The International Monetary Fund (IMF) has forecast that economic growth in sub-Saharan Africa will fall to its lowest level in more than 20 years, while lamenting a “slow and piecemeal” policy response among governments.
Projected growth for the region is set to decline year-on-year to 1.4% in 2016, down from 3.5% last year, and below the peaks of over 5% the region experienced between 2010 and 2014. The IMF blamed weak commodity prices and a tightening of the global financial markets for the poor economic outlook affecting most of the 45 countries that make up sub-Saharan Africa.
Oil-exporting countries, such as Nigeria and Angola, have seen a sharp fall in revenues due to the global slump in oil prices, and the governments of commodity-dependent countries have been slow to implement policies that could help boost private investment, Abebe Selassie, director of the African department at the IMF said. In its latest regional economic outlook for Sub- Saharan Africa, released today, the IMF lamented a “slow and piecemeal” policy response among the hardest-hit countries.

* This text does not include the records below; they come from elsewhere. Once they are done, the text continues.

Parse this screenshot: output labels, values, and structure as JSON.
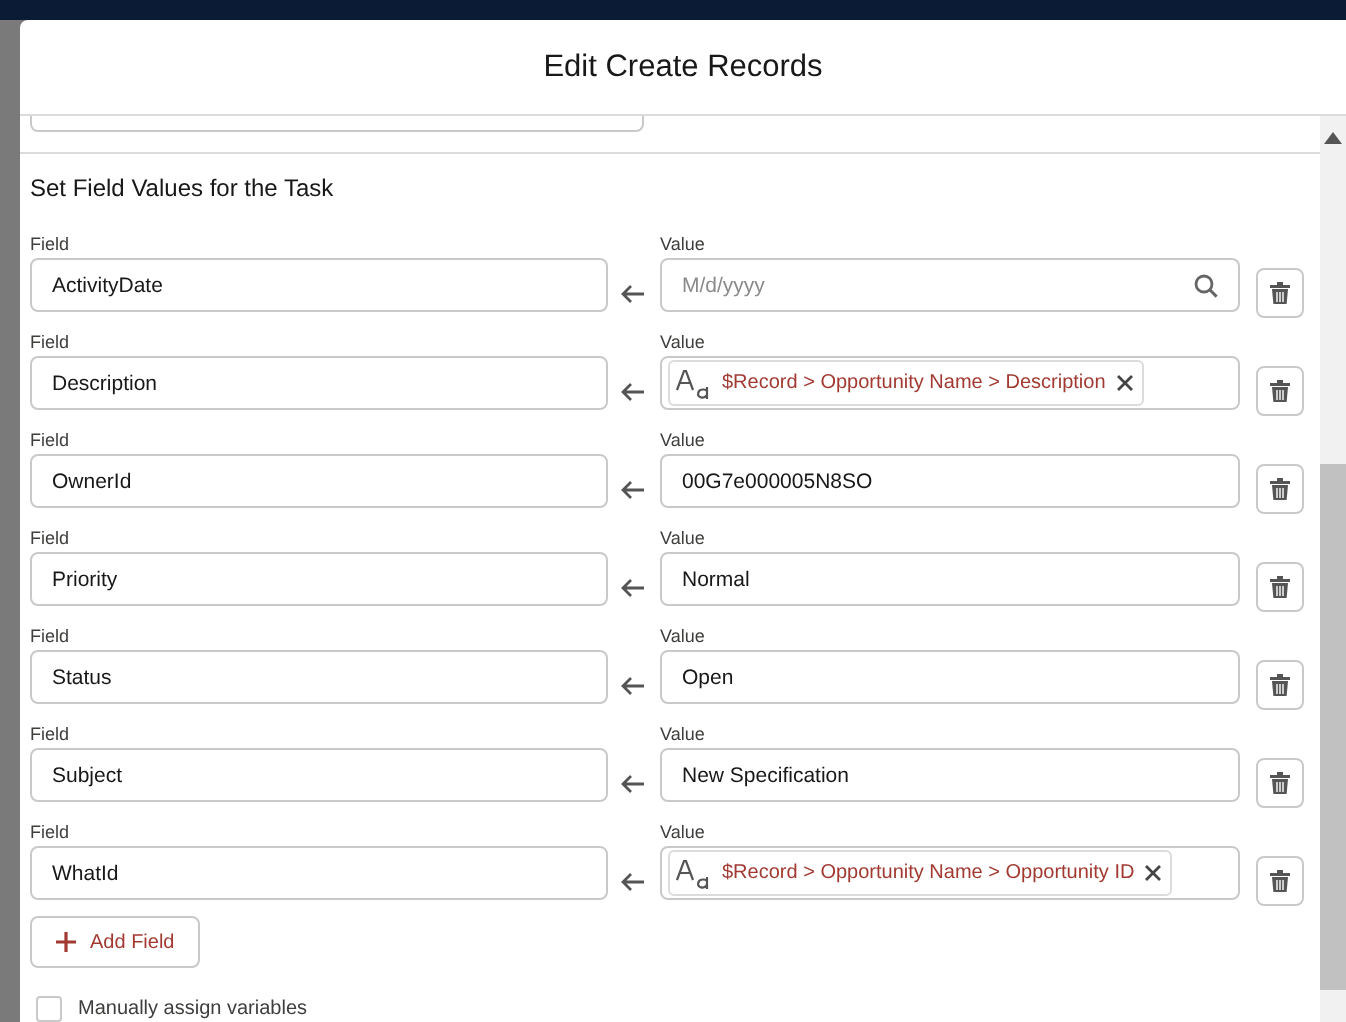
{
  "modal": {
    "title": "Edit Create Records"
  },
  "section": {
    "title": "Set Field Values for the Task"
  },
  "assignments": [
    {
      "field_label": "Field",
      "field": "ActivityDate",
      "value_label": "Value",
      "kind": "date",
      "placeholder": "M/d/yyyy"
    },
    {
      "field_label": "Field",
      "field": "Description",
      "value_label": "Value",
      "kind": "resource",
      "value": "$Record > Opportunity Name > Description"
    },
    {
      "field_label": "Field",
      "field": "OwnerId",
      "value_label": "Value",
      "kind": "text",
      "value": "00G7e000005N8SO"
    },
    {
      "field_label": "Field",
      "field": "Priority",
      "value_label": "Value",
      "kind": "text",
      "value": "Normal"
    },
    {
      "field_label": "Field",
      "field": "Status",
      "value_label": "Value",
      "kind": "text",
      "value": "Open"
    },
    {
      "field_label": "Field",
      "field": "Subject",
      "value_label": "Value",
      "kind": "text",
      "value": "New Specification"
    },
    {
      "field_label": "Field",
      "field": "WhatId",
      "value_label": "Value",
      "kind": "resource",
      "value": "$Record > Opportunity Name > Opportunity ID"
    }
  ],
  "add_button": {
    "label": "Add Field"
  },
  "manual_assign": {
    "label": "Manually assign variables",
    "checked": false
  }
}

The Fund argued that many such countries were overly dependent on “stopgap” measures, including central bank financing and the accumulation of arrears, leading to rapidly rising public debt. Furthermore, oil-producing countries have been too reluctant to allow exchange rates to adjust, said the Fund, placing pressure on foreign reserves.
Earlier this year, Nigeria finally agreed to allow its currency to depreciate under heavy market pressure after months of pegging the naira at an artificially high rate. A “high prevalence” of 60% of African countries operated under a peg in 2014, according to the report.
In response, the Washington-based lender urged renewed policy consistency, including tightening monetary policy to tackle sharp increases in inflation and “growth-friendly” fiscal consolidation to avert future debt crises. However, Selassie said that 19 countries “continue to enjoy robust growth, including the likes of Ethiopia, Senegal, and Tanzania with economic output set to expand by 6% or more by this year, ” and warned that “we should guard against swinging from the strong optimism of the recent years about the region’s economic prospects to the excess pessimism that seems to be seeping in.”
In the long-term, however, economic activity will increase modestly in the region, with the IMF forecasting growth to reach 3% in 2017, but only if the necessary reforms are implemented in under-performing countries. In particular, commodity-dependent countries will continue to face difficult market conditions, so a return to strong growth will require allowing exchange rates to absorb the external pressures these countries currently face, while containing budget deficits and inflation, said Selassie.